Daniela Mata Machado
O jarro se quebrou irremediavelmente. Eu gostava dele. Significava muito para mim. Aqueles desenhos delicados, de uma cena bucólica em algum lugar do passado, tinham o poder de me transportar para lugares e épocas em que eu gostaria de estar. Estou há horas tentando colar o jarro. Já colei dois dedos com Super Bonder, mas o jarro parece um arremedo de Frankenstein. Estou aqui, um pouco desolada, tentando reerguer um cenário que já se desfez.
Me lembro do dia em que comprei o jarro. Era um tempo feliz e eu estava determinada a manter um arranjo de flores sobre a mesa e trocá-lo todas as semanas. Era um tempo em que minha alma parecia florida e a sala tinha uma alegria que cheirava às vezes a jasmim, outras vezes a rosas e em algumas ocasiões a damas-da-noite recém-colhidas na porta de casa.

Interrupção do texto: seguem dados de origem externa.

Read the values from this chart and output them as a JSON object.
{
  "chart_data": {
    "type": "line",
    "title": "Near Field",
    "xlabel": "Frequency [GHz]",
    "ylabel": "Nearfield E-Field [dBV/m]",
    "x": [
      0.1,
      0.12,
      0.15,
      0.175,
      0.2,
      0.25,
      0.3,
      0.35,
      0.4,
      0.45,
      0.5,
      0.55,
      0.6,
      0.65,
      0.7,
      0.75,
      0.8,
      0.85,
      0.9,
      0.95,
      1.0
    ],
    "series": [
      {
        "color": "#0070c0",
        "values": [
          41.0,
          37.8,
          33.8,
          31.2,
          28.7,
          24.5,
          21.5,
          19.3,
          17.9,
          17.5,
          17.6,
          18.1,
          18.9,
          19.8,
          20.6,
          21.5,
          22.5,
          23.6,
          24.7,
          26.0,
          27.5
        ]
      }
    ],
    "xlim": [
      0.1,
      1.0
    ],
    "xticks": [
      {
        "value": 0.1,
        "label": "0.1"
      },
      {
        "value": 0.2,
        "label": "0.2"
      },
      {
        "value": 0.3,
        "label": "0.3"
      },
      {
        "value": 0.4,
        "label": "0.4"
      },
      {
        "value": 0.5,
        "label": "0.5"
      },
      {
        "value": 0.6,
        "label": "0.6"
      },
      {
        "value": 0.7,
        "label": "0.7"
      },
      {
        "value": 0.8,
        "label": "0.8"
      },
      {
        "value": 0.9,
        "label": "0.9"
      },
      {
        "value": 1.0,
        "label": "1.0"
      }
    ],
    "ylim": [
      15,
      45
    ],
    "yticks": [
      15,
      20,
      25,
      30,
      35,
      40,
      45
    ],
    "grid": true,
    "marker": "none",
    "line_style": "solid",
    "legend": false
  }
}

O jarro testemunhou encontros memoráveis naquela casa que já não há. Recebeu muitos elogios das visitas e acolheu as flores que elas traziam. E serviu também de morada aos buquês trazidos pelos enamorados que se perderam pelo caminho. Me acompanhou nos tempos das festas e nos dias de lágrimas e solidão.
Nas dezenas de vezes em que tudo desabou e o chão pareceu se abrir sob os meus pés, ele estava ali, conferindo estabilidade e solidez. Ele era a minha ilusão de que alguma coisa sempre seguiria ao meu lado, mesmo quando todo o resto se desfizesse. O jarro me acompanhou nas mudanças, esteve ao meu lado na felicidade dos encontros e na dor de cada separação. Na comemoração de cada vitória. E viu as flores murcharem e não serem trocadas a cada vez que não tive forças sequer para jogar a água fora.
Descobri que acetona é um ótimo removedor de Super Bonder nos dedos, ainda que, como efeito colateral, acabe tirando também o esmalte das unhas. Colo uma parte do jarro e percebo que está desalinhada somente quando tento encaixar o outro caco.
Subitamente, começo a rir da minha empreitada. O jarro está quebrado. Irremediavelmente quebrado. Não há o que colar. Ele não estará no centro da mesa quando – e se – eu decidir comemorar o meu próximo aniversário. Não será testemunha das minhas próximas noites de silêncio ou de música. Não receberá mais flores, nem ficará vazio, aguardando por elas, pelos longos períodos em que eu me esquecer de enfeitar a casa e a vida.
O jarro se quebrou. Desisto de colar seus cacos e aceito que, como ensina o título daquele livro de Marshal Berman, “tudo que é sólido desmancha no ar”. Os encontros. Os desencontros. A alegria. A tristeza. A música. O silêncio. O jarro. Tudo, com o tempo, se esvai. E a gente, por ora, segue.